Sixteen-year-old tomboy Choo Xin Yu (Ranice Tay) seems like a misfit when she joins a highly competitive, elite all-girls school in Singapore. But she quickly befriends three others who share her rebellious nature. While the girls struggle to fit in, they pledge loyalty to each other and vow to start a gang as a form of resistance. When their rebellious acts — recorded by the girls on a camcorder — are discovered by their teacher, their lives are upended. What keeps haunting Choo may be more than just the ghost she suspects is in her room.

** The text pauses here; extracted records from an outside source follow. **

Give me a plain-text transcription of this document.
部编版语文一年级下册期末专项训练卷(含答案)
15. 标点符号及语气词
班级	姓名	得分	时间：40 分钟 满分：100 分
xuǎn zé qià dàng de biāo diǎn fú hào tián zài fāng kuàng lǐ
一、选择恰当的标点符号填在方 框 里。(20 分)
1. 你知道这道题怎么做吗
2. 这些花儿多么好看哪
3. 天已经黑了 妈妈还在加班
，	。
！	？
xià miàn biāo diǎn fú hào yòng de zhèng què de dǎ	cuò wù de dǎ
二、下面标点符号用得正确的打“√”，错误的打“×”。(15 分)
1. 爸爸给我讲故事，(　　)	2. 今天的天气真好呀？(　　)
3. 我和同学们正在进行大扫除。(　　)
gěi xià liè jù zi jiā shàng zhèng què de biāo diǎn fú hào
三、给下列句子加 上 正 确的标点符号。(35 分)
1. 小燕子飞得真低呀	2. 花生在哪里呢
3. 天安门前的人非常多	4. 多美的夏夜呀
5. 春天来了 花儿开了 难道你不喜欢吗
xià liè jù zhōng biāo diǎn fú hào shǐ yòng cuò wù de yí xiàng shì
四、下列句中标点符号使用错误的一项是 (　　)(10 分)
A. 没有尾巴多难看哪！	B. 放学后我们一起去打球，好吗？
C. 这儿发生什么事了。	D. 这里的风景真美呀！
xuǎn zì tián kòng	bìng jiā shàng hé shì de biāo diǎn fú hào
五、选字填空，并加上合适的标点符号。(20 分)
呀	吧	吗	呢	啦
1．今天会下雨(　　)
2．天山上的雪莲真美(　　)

Singapore is a melting pot of Western and Eastern cultures, its famous half-fish, half-lion Merlion mascot perfectly representing the duality of this city-state. Despite its open-minded and multicultural façade, it is also a place with strict rules that are diligently followed by its conformist population. Sprinkled throughout Amoeba are subtle symbols best understood within their cultural context. Something seemingly innocent, like chewing gum for example, becomes an act of rebellion. The only way the girls find liberation is within the confines of a camcorder screen.
Siyou Tan’s debut feature is a profound exploration of paradoxical challenges that present themselves in our quest to establish community, identity, personal autonomy, and individuality.